Chandler is also an accomplished film editor who was the lead editor and a human rights video advocacy trainer at WITNESS. He edited the Academy Award-nominated documentary short film, In the Absence, directed by Seung-jun Yi, and Reid Davenport’s feature documentary I Didn’t See You There, which won Davenport the U.S. Documentary Directing Award at the 2022 Sundance Film Festival and the Truer Than Fiction Independent Spirit Award.

To learn more and see the full list of new Fellows, you can read the official Guggenheim press release here. https://tinyurl.com/guggfellows2023

For 2023, the awards went to 48 scholarly disciplines and artistic fields and 72 different academic institutions. This year’s class of Fellows, who range in age from 31 to 85, represent 24 states and the District of Columbia, as well as two Canadian provinces. Close to 50 Fellows have no current full-time college or university affiliation. Many Fellows’ projects directly respond to issues like the lasting effects of the COVID-19 pandemic, democracy and policing, scientific innovation, climate change, and identity.

“Like Emerson, I believe that fullness in life comes from following our calling,” said Edward Hirsch, President of the Guggenheim Foundation and 1985 Fellow in Poetry. “The new class of Fellows has followed their calling to enhance all of our lives, to provide greater human knowledge and deeper understanding. We’re lucky to look to them to bring us into the future.”

About the Guggenheim Foundation 

Created and initially funded in 1925 by Senator Simon and Olga Guggenheim in memory of their son John Simon Guggenheim, the John Simon Guggenheim Memorial Foundation has sought since its inception to “further the development of scholars and artists by assisting them to engage in research in any field of knowledge and creation in any of the arts, under the freest possible conditions.”
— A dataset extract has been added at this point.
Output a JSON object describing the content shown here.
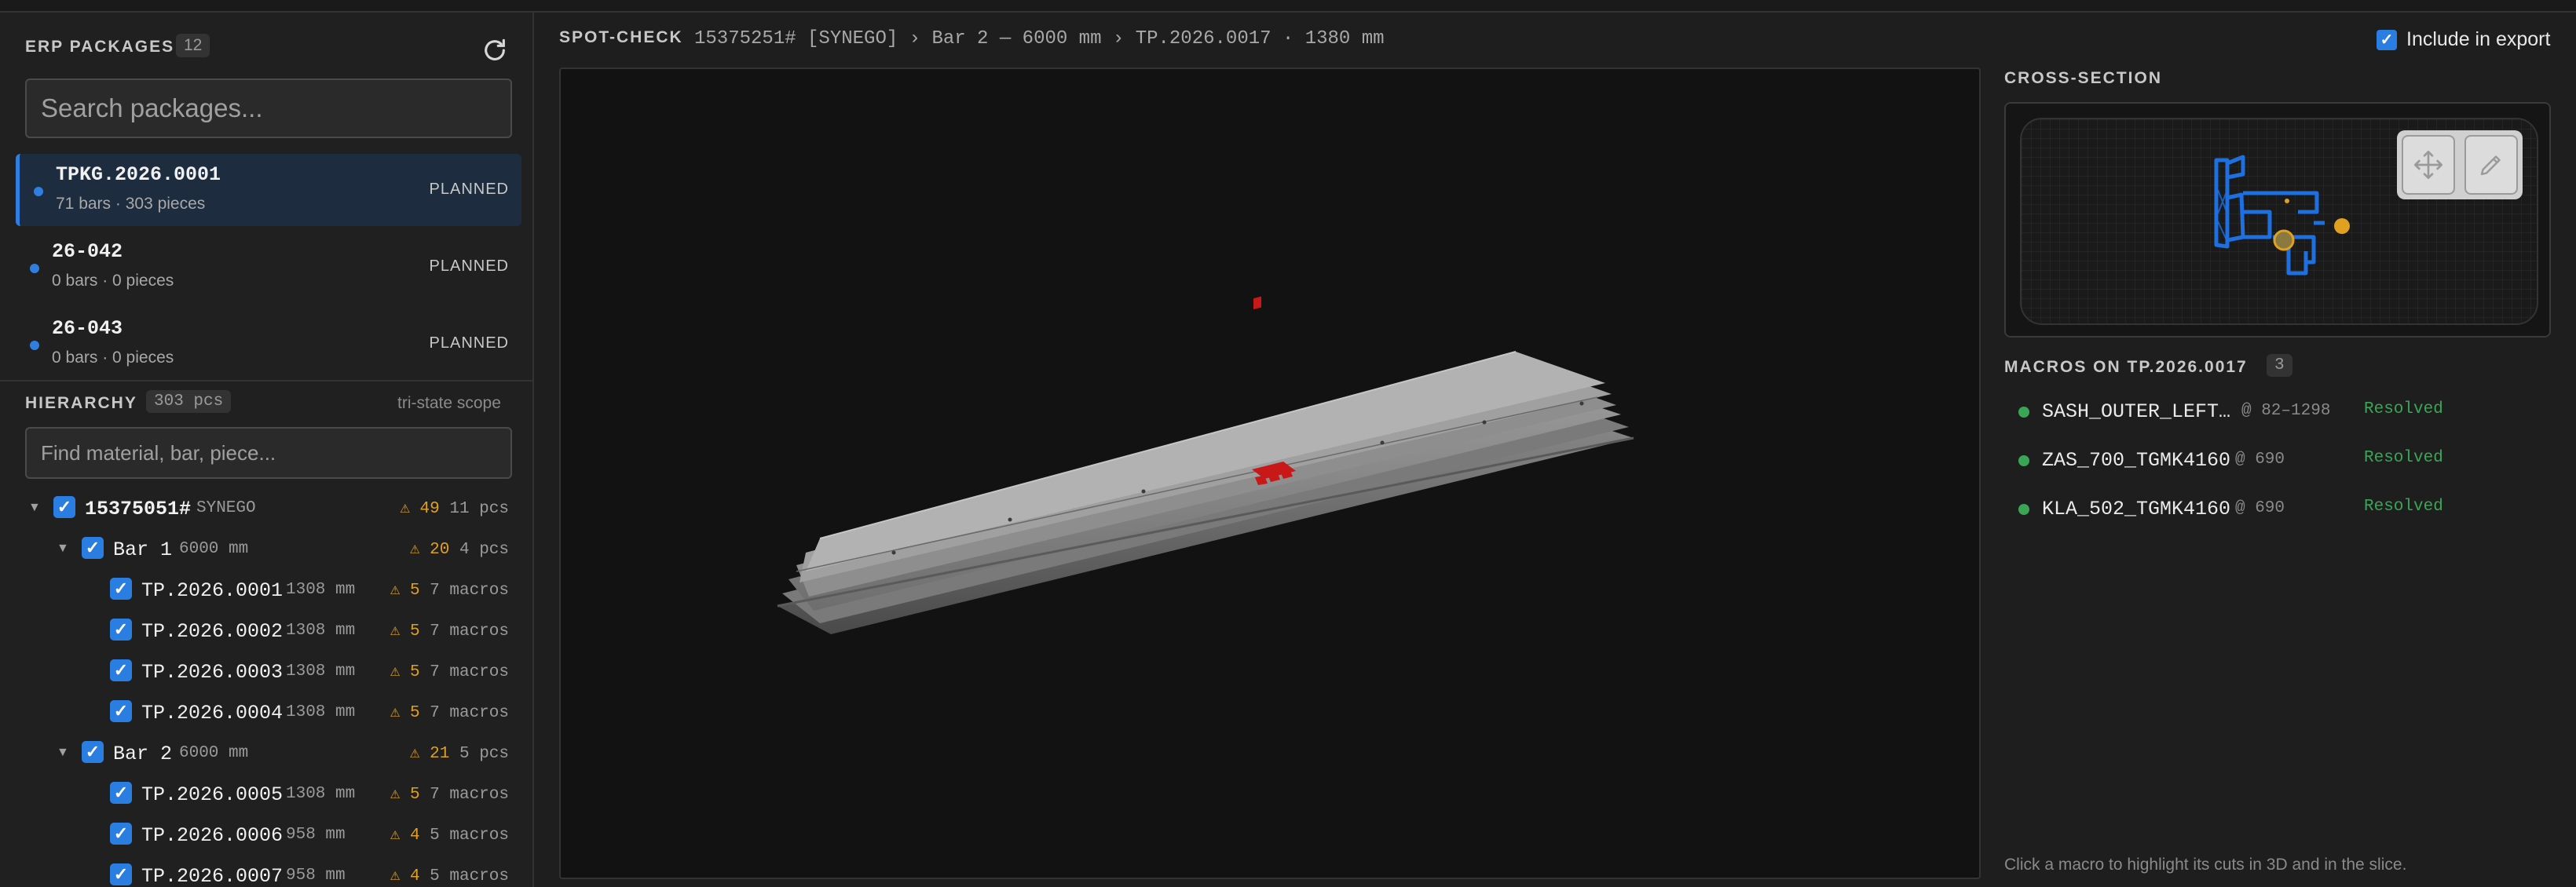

Since its establishment, the Foundation has granted nearly $400 million in fellowships to over 18,000 individuals, among whom are more than 125 Nobel Prize laureates, members of all the national academies, winners of the Pulitzer Prize, Fields Medal, Turing Award, Bancroft Prize, National Book Award, and other internationally recognized honors. The great range of fields of study is a unique characteristic of the fellowship program.

The Foundation centers the talents and instincts of the Fellows, whose passions often have a broad and immediate impact. For example, Zora Neale Hurston wrote Their Eyes Were Watching God in 1936 with the support of a Guggenheim Fellowship and dedicated it to the Foundation’s first president, Henry Allen Moe. Photographer Robert Frank’s seminal book, The Americans, was the product of a cross-country tour supported by two Guggenheim Fellowships. The accomplishments of other early Fellows like Jacob Lawrence, Rachel Carson, James Baldwin, Martha Graham, and Linus Pauling also demonstrate the strength of the Foundation’s core values and the power and impact of its approach.